Jean-Luc alternated between sleeping in my room or his papi’s. His own bedroom was rarely used. Both Papa and I had a small cot bed perpendicular to our own at the foot of our beds. It was very common at the time in French homes. If Papa was telling Jean-Luc a particularly good bedtime story, Jean-Luc could not be persuaded to return to my room. Sometimes the stories were a little bit scary and the walk from Papa’s room in the eastern side of the house to mine in the west wing was too much of a challenge for him. Papa would read until Jean-Luc nodded off, and then, as it seemed a little cruel to move him as he slept, we would let him spend the night there.

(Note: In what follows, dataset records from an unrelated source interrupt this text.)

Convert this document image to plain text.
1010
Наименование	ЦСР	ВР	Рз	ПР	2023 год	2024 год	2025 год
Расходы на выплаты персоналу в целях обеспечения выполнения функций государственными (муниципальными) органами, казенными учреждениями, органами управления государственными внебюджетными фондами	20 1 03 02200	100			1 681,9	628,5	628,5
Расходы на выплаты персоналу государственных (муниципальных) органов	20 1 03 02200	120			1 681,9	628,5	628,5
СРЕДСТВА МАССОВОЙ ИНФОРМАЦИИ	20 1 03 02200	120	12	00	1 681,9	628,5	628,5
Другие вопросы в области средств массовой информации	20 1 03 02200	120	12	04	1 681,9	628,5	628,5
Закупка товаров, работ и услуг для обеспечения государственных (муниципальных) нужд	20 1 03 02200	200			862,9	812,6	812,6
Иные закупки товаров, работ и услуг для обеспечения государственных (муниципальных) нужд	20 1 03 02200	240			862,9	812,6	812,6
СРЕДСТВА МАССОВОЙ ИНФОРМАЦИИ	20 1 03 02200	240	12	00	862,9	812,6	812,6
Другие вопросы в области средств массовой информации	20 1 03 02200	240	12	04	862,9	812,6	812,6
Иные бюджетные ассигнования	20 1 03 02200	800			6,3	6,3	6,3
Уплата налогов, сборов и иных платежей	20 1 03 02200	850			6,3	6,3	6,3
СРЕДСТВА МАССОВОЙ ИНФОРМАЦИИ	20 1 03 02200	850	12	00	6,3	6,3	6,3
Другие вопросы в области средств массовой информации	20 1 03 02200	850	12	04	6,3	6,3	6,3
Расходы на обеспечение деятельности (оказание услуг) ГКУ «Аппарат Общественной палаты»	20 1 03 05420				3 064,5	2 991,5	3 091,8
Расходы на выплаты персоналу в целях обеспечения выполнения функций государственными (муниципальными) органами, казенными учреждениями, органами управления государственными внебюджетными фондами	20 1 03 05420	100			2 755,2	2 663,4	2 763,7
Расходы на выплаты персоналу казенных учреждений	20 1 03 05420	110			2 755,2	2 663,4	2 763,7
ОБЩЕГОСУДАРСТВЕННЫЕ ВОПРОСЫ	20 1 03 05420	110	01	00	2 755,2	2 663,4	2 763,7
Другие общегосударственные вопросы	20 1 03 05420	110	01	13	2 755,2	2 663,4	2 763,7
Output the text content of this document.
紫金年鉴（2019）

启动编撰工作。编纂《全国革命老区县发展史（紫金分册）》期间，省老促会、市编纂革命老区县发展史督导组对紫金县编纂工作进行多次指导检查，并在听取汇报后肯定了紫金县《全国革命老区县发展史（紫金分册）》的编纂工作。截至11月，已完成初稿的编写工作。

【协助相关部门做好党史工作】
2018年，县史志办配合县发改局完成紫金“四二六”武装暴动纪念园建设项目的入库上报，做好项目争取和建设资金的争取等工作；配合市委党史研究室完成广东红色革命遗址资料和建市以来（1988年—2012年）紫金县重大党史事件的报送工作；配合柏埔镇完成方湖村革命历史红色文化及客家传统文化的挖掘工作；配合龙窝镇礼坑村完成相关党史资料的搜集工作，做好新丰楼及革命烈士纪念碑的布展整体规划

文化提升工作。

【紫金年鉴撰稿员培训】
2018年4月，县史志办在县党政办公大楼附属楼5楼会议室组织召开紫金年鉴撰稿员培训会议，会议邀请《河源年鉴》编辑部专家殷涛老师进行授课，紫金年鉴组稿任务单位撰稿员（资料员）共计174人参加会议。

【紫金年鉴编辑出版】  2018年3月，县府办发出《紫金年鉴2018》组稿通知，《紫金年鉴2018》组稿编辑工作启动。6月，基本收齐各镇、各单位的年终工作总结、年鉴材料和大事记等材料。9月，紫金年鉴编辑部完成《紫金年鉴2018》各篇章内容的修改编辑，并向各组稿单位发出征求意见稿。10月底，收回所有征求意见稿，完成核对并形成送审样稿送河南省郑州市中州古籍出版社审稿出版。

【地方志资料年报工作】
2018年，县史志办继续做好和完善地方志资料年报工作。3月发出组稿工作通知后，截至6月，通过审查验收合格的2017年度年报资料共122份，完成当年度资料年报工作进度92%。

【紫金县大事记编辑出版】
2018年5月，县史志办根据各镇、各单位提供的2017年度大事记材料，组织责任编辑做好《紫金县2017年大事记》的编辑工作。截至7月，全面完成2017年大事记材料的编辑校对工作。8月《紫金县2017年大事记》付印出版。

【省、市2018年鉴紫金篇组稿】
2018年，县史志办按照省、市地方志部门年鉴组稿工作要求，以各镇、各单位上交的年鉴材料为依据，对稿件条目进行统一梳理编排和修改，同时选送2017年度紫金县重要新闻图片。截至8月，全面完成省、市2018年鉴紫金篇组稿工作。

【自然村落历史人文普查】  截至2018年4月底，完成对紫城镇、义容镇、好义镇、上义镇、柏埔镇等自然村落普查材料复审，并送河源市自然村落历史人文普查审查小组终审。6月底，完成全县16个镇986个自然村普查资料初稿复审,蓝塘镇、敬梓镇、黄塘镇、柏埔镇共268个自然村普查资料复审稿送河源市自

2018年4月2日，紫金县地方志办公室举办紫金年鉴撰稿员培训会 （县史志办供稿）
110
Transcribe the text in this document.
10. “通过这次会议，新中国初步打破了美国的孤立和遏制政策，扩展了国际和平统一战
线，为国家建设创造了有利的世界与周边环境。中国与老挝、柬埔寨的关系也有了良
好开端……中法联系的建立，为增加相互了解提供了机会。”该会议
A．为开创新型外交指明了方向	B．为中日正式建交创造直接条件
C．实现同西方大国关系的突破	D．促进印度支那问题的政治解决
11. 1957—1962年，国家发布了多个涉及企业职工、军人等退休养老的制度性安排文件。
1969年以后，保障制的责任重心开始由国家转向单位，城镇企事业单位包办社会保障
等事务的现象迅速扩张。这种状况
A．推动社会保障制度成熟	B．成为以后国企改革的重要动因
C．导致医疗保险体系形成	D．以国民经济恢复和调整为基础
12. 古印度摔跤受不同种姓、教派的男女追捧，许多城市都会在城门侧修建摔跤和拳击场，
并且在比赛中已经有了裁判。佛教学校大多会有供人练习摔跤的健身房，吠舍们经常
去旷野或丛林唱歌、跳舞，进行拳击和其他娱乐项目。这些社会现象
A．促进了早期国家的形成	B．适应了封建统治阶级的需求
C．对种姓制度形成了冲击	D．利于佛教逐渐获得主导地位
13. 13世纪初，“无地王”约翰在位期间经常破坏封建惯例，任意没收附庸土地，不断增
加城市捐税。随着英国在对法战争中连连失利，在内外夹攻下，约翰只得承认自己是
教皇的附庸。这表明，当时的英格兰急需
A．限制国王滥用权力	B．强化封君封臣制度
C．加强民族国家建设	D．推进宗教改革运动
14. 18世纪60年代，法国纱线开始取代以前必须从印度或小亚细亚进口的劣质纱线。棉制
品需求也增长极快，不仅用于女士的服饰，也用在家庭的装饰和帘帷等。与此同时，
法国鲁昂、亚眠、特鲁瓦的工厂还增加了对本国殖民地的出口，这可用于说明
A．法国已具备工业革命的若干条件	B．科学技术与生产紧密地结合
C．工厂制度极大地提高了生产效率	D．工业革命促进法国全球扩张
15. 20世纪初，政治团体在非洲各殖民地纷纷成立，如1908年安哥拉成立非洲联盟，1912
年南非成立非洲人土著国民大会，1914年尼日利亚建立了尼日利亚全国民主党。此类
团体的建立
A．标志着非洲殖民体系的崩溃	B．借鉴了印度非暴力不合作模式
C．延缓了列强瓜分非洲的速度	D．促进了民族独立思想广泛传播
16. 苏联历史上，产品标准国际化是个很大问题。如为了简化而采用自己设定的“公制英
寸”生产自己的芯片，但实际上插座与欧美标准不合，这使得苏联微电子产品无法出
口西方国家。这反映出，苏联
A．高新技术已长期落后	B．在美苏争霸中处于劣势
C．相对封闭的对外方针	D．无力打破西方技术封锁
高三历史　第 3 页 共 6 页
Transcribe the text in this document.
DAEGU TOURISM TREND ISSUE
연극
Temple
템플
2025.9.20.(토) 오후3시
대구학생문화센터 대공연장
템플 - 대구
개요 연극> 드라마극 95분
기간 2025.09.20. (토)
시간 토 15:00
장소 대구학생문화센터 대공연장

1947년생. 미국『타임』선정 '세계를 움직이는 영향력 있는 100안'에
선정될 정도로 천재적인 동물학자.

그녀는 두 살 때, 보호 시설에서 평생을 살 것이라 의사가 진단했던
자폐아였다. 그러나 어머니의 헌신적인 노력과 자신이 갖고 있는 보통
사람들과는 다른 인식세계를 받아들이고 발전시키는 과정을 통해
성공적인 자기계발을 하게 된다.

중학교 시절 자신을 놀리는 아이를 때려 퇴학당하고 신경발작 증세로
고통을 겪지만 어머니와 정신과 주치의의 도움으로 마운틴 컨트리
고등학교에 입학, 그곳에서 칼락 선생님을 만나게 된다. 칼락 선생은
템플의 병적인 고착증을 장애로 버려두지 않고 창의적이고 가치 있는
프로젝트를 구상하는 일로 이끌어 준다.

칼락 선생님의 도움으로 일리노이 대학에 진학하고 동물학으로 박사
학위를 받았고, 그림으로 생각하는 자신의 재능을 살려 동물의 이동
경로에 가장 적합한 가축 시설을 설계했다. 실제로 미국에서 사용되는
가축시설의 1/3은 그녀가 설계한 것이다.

I do not know what started the fire. My father’s pipe, a cigarette, a stray ember from the charcoal oven, we will never know. My memory of the night is quite unclear; I was woken by a noise like a strong wind rushing through the hallways, and then the sound of shouting. I thought I must be dreaming. Even when I got out of bed and looked out the window and saw the east wing in flames, it was so unreal and absolutely unexpected that I still did not comprehend how much of an emergency it was. I wandered through the smoke-filled hall in my nightdress before I fully understood the horror before me. When I was shocked out of sleep, I was disorientated and lost my sense of direction, but as I ran along the gallery toward what I thought was the east wing, the searing heat and smoke drove me back. I began to shout for my beloved father and son, but the only response I heard was a hiss and a crackle and the splintering and spitting of wood. I became hysterical and batted my way into the flames to get across the gallery to the eastern side of the house, but the floor beneath me was smoldering and I could smell my singed hair. When I realized I was at the top of the burning staircase, I knew I could go no farther. I do not know how I burned my hands so badly. At the time, I did not even feel the pain. I do not recall how I got from the upper gallery to the courtyard, but I remember being restrained there by Michael as I kicked and bit him, trying to get away from him to rescue the only people in the world that I loved.
I did not know it then, but I later came to understand that Jean-Luc and his papi died of smoke inhalation, probably in their sleep. It is something of a comfort to me, as I spent months afterward in the nightmare of imagination wondering if they had to watch each other burn to death, screaming for my help, after desperately trying to save each other.